Case ID: misc_2/html/0255-01.html
Source: Caselaw Access Project
Author: {"author": "Pryor, J.", "license": "Public Domain", "url": "https://static.case.law/"}
Date Created: 2024-08-24T03:29:51.129683

Naylor v. McSwegan.
    (New York Common Pleas
    General Term,
    February, 1893.)
    It is not necessary to a warranty of chattels that there should be an express agreement of warranty.
    A positive affirmation of quality or condition, as a fact and not an opinion, accepted and relied upon by the vendee as a warranty, suffices to constitute a warranty.
    Appeal from judgment on verdict and from order denying new trial. The opinion states the case.
    
      George W. MeAdam, for plaintiff (appellant).
    
      John 8. Davenport, for defendant (respondent).
   Pryor, J.

The action is upon a warranty in the sale of an elevator engine. In his charge the learned trial judge assumed the fact of the warranty and its terms as expressed in the instrument of sale; and he submitted to the jury the issues of a breach and consequent .damages. He did more. On the suggestion of plaintiff that the scope of the written warranty was subsequently enlarged by parol, he left to the jury the question of a modification of the original agreement, and, if any, whether it was broken and what the damages. Upon sufficient evidence the jury found all the issues in favor of the defendant; and we are concluded by the verdict as to the facts in litigation.

The question is whether the record exhibits error available for reversal of the judgment.

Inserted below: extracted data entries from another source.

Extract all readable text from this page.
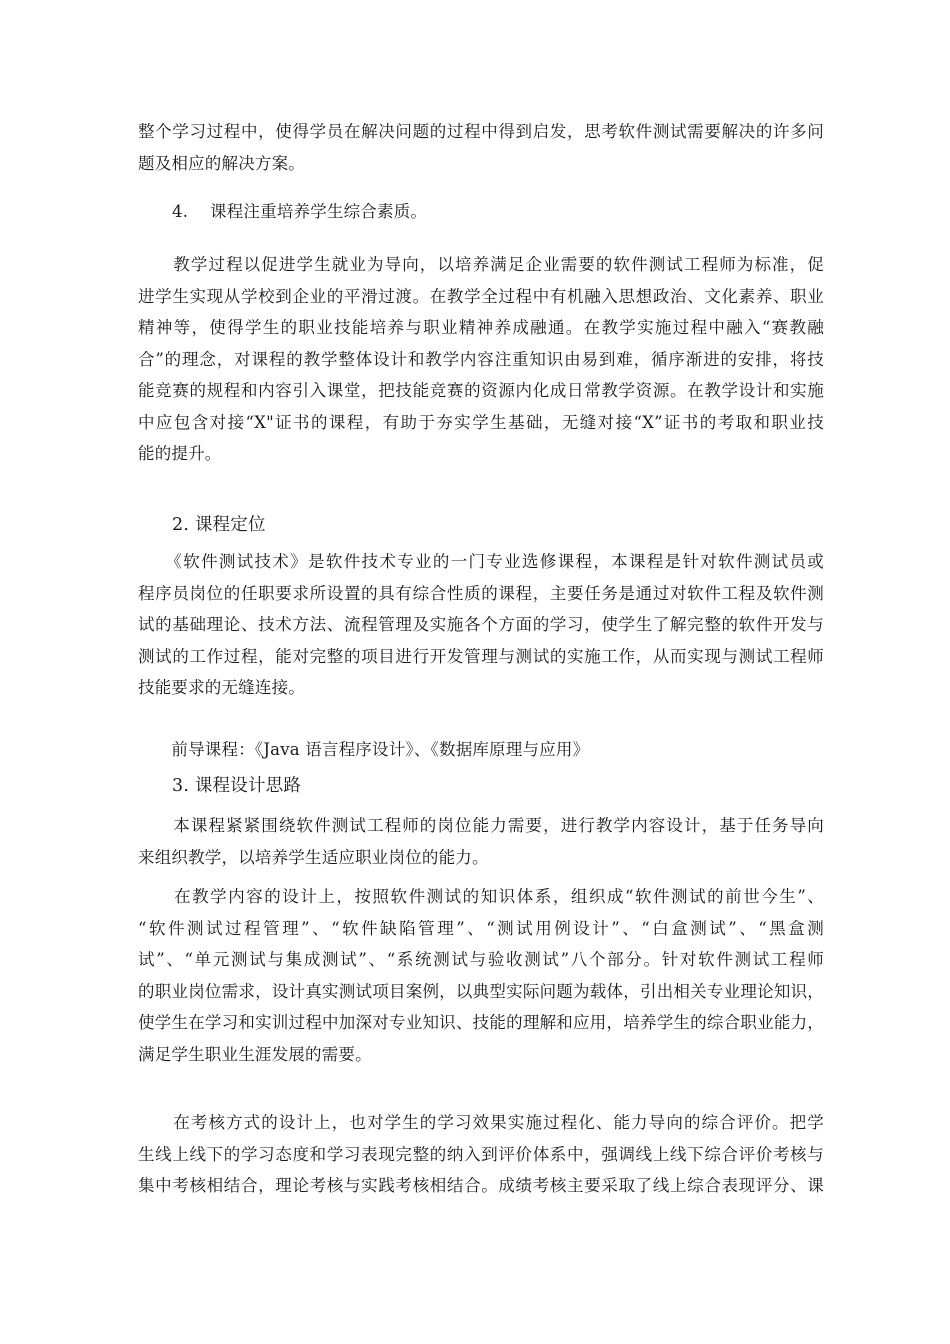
整个学习过程中，使得学员在解决问题的过程中得到启发，思考软件测试需要解决的许多问
题及相应的解决方案。
4. 课程注重培养学生综合素质。
　　教学过程以促进学生就业为导向，以培养满足企业需要的软件测试工程师为标准，促
进学生实现从学校到企业的平滑过渡。在教学全过程中有机融入思想政治、文化素养、职业
精神等，使得学生的职业技能培养与职业精神养成融通。在教学实施过程中融入“赛教融
合”的理念，对课程的教学整体设计和教学内容注重知识由易到难，循序渐进的安排，将技
能竞赛的规程和内容引入课堂，把技能竞赛的资源内化成日常教学资源。在教学设计和实施
中应包含对接“X"证书的课程，有助于夯实学生基础，无缝对接“X”证书的考取和职业技
能的提升。
2. 课程定位
　　《软件测试技术》是软件技术专业的一门专业选修课程，本课程是针对软件测试员或
程序员岗位的任职要求所设置的具有综合性质的课程，主要任务是通过对软件工程及软件测
试的基础理论、技术方法、流程管理及实施各个方面的学习，使学生了解完整的软件开发与
测试的工作过程，能对完整的项目进行开发管理与测试的实施工作，从而实现与测试工程师
技能要求的无缝连接。
　　前导课程：《Java 语言程序设计》、《数据库原理与应用》
3. 课程设计思路
　　本课程紧紧围绕软件测试工程师的岗位能力需要，进行教学内容设计，基于任务导向
来组织教学，以培养学生适应职业岗位的能力。
　　在教学内容的设计上，按照软件测试的知识体系，组织成“软件测试的前世今生”、
“软件测试过程管理”、“软件缺陷管理”、“测试用例设计”、“白盒测试”、“黑盒测
试”、“单元测试与集成测试”、“系统测试与验收测试”八个部分。针对软件测试工程师
的职业岗位需求，设计真实测试项目案例，以典型实际问题为载体，引出相关专业理论知识，
使学生在学习和实训过程中加深对专业知识、技能的理解和应用，培养学生的综合职业能力，
满足学生职业生涯发展的需要。
　　在考核方式的设计上，也对学生的学习效果实施过程化、能力导向的综合评价。把学
生线上线下的学习态度和学习表现完整的纳入到评价体系中，强调线上线下综合评价考核与
集中考核相结合，理论考核与实践考核相结合。成绩考核主要采取了线上综合表现评分、课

The appellant asserts an oral warranty prior to the written agreement; and he complains that the court excluded it from consideration by the jury. But, manifestly, the written proposal tendered by the defendant and accepted by the plaintiff, contains the terms of a consummate contract, and so merges all previous parley between the parties. Chapin, v. Dobson, 78 N. Y. 74, decides only that the rule forbidding parol evidence does not apply “ where the original contract was verbal and entire and a part only was reduced to writing, nor to a collateral undertaking.’" Here the instrument constitutes the contract of sale, and it embodies the reciprocal stipulations of the parties, including the warranty. In Briggs v. Hilton, 99 N. Y. 517, the paper was a mere memorandum, and not the contract itself. Our adjudication in Damson Consolidated Co. v. Hartung, 46 N. Y. St. Repr. 191, is conclusive of the question in controversy.

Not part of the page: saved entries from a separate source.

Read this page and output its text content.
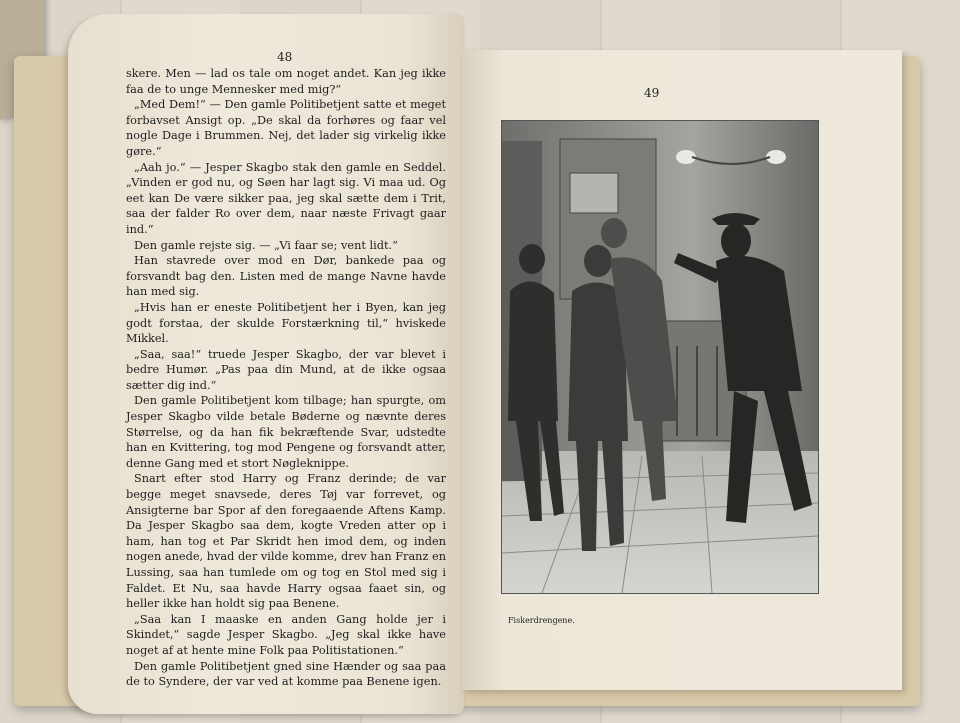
48
49

skere. Men — lad os tale om noget andet. Kan jeg ikke faa de to unge Mennesker med mig?“

„Med Dem!“ — Den gamle Politibetjent satte et meget forbavset Ansigt op. „De skal da forhøres og faar vel nogle Dage i Brummen. Nej, det lader sig virkelig ikke gøre.“

„Aah jo.“ — Jesper Skagbo stak den gamle en Seddel. „Vinden er god nu, og Søen har lagt sig. Vi maa ud. Og eet kan De være sikker paa, jeg skal sætte dem i Trit, saa der falder Ro over dem, naar næste Frivagt gaar ind.“

Den gamle rejste sig. — „Vi faar se; vent lidt.“

Han stavrede over mod en Dør, bankede paa og forsvandt bag den. Listen med de mange Navne havde han med sig.

„Hvis han er eneste Politibetjent her i Byen, kan jeg godt forstaa, der skulde Forstærkning til,“ hviskede Mikkel.

„Saa, saa!“ truede Jesper Skagbo, der var blevet i bedre Humør. „Pas paa din Mund, at de ikke ogsaa sætter dig ind.“

Den gamle Politibetjent kom tilbage; han spurgte, om Jesper Skagbo vilde betale Bøderne og nævnte deres Størrelse, og da han fik bekræftende Svar, udstedte han en Kvittering, tog mod Pengene og forsvandt atter, denne Gang med et stort Nøgleknippe.

Snart efter stod Harry og Franz derinde; de var begge meget snavsede, deres Tøj var forrevet, og Ansigterne bar Spor af den foregaaende Aftens Kamp. Da Jesper Skagbo saa dem, kogte Vreden atter op i ham, han tog et Par Skridt hen imod dem, og inden nogen anede, hvad der vilde komme, drev han Franz en Lussing, saa han tumlede om og tog en Stol med sig i Faldet. Et Nu, saa havde Harry ogsaa faaet sin, og heller ikke han holdt sig paa Benene.

„Saa kan I maaske en anden Gang holde jer i Skindet,“ sagde Jesper Skagbo. „Jeg skal ikke have noget af at hente mine Folk paa Politistationen.“

Den gamle Politibetjent gned sine Hænder og saa paa de to Syndere, der var ved at komme paa Benene igen.

Fiskerdrengene.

In relation tc the alleged oral warranty subsequent to the written contract, the judge charged that if it were loose talk, mere representation without an agreement, it amounts to nothing and is not a guaranty ; * * * In order to make this a proper guaranty, it yas not necessary to have any express form of words, but it was necessary for the plaintiff tc prove tc your satisfaction that the defendant intended by what he said that this machine was to work as well as the other; * * * It is incumbent upon the plaintiff to show to your satisfaction that a warranty was agreed to between the parties, and not loose words; * * * If it did not in your judgment amount to an agreement, mere representation of what a thing will do is nothing, but it must amount to what in your judgment is an agreement between the parties.” Due exceptions by appellant challenge the correctness of the law as thus propounded by the learned trial judge; and we are of the opinion that it is not in accordance with the rule laid down by the Court of Appeals in Hawkins v. Pemberton, 51 N. Y. 198 ; namely: “ In order to constitute a warranty upon a sale, it is not necessary that the representation should have been intended by the vendor as a warranty. If the representation is clear and positive, not a mere expression of opinion, and the vendee understands it as a warranty, and, relying upon it, purchases, the vendor cannot escape liability by claiming that he did not intend what his language declared.” To the same effect is Fairbank v. Metzger, 118 N. Y. 260.

In any event, though the language of the learned judge be not clearly in conflict with the authorities, yet is it still so misleading that we cannot doubt that its effect on the jury was prejudicial to the interests of justice.

Judgment reversed and new trial ordered, costs to abide the event.

Daly, Oh. J., and Bisohoff, J., concur.

Judgment reversed and new trial ordered.